Saturday, May 25, 2019

I saw Cory House speak on GraphQL at the Norwegian Developers Conference.

What if the client has more power, not just the server? That is the premise of GraphQL. Cory House recommended using GraphiQL as a tool to interact with a GraphQL endpoint. At the left pane you'll form a query in something like a JSON form shaped like so:

query {
   allPosts {
      id
      title
      views
   }
}

 
 

As best as I can tell this is the destructuring JavaScript syntax used for pulling pieces out of a bigger JSON object like so:

const { first, last } = person;

 
 

If title becomes myTitle: title in our query above it renames a property in sucking it over. JSON GraphQL Server is kind of like JSON Server. You may wire up a graph to query against. All interactions with GraphQL are done with the POST verb which tends to invalidate caching. A resolver is a function that returns a specific thing from elsewhere in the midst of the server side of GraphQL. If a graph is aggregated from three other web services you have to reach out to those web services at some point, right? The calls out are called resolvers in this space. A good way to get started in this space in transitioning from ReST is to wrap existing API calls and then get back pieces of your data. You may parameterize a query. One of the problems with OData was that it was open by default. With GraphQL you start out completely closed. I, the UI developer, decide which queries get passed in, disallowing a SELECT * scenario, hopefully. Be careful of overfetching in which you wanted a banana and you grabbed the whole jungle. You may make a graph from a PostgreSQL database. Akamai is a tool for GraphQL data caching. What do you want to do with file data? Store the files as blobs?
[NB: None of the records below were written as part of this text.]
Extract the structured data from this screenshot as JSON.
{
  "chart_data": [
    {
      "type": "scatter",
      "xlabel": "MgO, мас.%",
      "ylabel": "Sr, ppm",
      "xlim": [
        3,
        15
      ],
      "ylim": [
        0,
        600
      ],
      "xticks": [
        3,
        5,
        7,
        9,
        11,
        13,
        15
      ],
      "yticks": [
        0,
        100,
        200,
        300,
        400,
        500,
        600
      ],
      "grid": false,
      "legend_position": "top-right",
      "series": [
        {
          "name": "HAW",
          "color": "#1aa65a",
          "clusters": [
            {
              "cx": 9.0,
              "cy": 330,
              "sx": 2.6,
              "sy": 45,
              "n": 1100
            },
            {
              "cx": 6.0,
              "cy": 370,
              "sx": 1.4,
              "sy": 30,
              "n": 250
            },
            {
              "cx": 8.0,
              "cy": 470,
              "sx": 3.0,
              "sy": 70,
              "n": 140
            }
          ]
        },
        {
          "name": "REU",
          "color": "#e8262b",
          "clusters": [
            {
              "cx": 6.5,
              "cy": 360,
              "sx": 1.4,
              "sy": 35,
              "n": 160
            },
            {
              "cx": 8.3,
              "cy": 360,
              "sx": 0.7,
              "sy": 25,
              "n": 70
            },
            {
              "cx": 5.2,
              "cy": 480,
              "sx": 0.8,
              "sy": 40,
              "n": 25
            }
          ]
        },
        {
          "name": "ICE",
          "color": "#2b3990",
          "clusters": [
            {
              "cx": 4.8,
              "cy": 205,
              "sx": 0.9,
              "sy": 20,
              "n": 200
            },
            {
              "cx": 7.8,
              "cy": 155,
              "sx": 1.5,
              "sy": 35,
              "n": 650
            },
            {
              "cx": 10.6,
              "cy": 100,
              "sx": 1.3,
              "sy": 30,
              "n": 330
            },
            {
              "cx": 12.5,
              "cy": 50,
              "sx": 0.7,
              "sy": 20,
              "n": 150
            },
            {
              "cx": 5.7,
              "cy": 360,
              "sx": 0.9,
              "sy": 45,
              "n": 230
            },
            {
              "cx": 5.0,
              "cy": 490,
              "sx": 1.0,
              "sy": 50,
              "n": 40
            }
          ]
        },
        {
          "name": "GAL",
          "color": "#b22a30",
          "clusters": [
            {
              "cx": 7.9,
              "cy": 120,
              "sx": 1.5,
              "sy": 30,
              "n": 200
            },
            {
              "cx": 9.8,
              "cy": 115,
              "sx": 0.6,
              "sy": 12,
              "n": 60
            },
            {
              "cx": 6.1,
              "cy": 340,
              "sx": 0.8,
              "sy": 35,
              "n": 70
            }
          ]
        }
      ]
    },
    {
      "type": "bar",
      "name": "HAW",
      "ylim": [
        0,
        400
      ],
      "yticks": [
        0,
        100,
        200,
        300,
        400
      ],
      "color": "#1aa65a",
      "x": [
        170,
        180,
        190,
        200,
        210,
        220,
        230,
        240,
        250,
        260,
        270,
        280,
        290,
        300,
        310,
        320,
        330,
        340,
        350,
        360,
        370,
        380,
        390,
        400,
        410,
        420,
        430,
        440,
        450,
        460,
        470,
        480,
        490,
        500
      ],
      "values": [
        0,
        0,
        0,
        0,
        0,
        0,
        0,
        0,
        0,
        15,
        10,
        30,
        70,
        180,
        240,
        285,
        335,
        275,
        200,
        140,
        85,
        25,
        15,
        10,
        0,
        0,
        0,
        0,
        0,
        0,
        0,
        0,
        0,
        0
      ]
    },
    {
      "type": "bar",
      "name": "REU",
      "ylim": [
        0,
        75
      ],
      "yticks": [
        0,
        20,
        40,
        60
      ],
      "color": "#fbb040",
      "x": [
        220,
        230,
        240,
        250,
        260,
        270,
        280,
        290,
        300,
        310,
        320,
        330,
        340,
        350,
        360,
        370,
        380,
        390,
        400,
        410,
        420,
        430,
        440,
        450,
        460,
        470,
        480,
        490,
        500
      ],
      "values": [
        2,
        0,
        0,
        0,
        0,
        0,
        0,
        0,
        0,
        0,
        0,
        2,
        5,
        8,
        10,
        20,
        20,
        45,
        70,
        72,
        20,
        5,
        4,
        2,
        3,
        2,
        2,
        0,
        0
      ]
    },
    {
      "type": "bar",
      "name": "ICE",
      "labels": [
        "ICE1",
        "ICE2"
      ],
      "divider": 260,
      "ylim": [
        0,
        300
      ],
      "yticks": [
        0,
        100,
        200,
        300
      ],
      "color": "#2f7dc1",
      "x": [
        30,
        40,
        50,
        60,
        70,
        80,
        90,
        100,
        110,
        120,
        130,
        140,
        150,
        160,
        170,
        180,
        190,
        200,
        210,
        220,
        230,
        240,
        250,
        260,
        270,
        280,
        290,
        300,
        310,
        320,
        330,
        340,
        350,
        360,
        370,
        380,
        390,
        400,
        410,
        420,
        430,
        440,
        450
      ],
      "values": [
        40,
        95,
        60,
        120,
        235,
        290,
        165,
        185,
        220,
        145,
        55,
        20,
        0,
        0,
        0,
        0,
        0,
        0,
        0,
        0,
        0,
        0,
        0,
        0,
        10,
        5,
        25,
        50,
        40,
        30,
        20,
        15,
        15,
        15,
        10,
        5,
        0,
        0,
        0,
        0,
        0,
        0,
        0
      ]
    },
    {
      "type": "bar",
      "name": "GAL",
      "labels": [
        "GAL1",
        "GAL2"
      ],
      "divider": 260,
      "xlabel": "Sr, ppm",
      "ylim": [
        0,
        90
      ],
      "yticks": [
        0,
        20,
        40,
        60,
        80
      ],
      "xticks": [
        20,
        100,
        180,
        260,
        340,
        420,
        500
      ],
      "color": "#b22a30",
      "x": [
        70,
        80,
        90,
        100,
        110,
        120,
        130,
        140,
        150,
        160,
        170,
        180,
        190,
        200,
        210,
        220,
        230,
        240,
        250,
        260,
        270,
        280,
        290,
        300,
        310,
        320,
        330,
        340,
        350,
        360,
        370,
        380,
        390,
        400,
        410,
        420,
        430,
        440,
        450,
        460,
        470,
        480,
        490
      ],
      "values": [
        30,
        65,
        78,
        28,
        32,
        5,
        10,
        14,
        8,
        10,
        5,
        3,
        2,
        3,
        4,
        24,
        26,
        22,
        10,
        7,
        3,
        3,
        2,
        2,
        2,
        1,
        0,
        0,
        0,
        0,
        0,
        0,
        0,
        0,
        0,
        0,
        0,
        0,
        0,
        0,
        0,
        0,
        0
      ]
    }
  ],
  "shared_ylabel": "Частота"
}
No. Have links to files in your graph. GraphQL is being thought of as the backend for the frontend. A schema may have a query inside of it like the one at the top of this blog post and it also may contain a mutation like so:

mutation {
   createPost(id: 1, title: "I love GraphQL", views: 100, user_id: 254)
}

 
 

At the end of the talk Cory House asserted that while GraphQL is an actual specification, that ReST never was. It came from Roy Fielding giving a dissertation and everyone ran with their own implementations of it. The HatEoAS Hypermedia stuff is hardly used, but it is cornerstone to the original idea which has arguably decayed as it has "evolved" over time.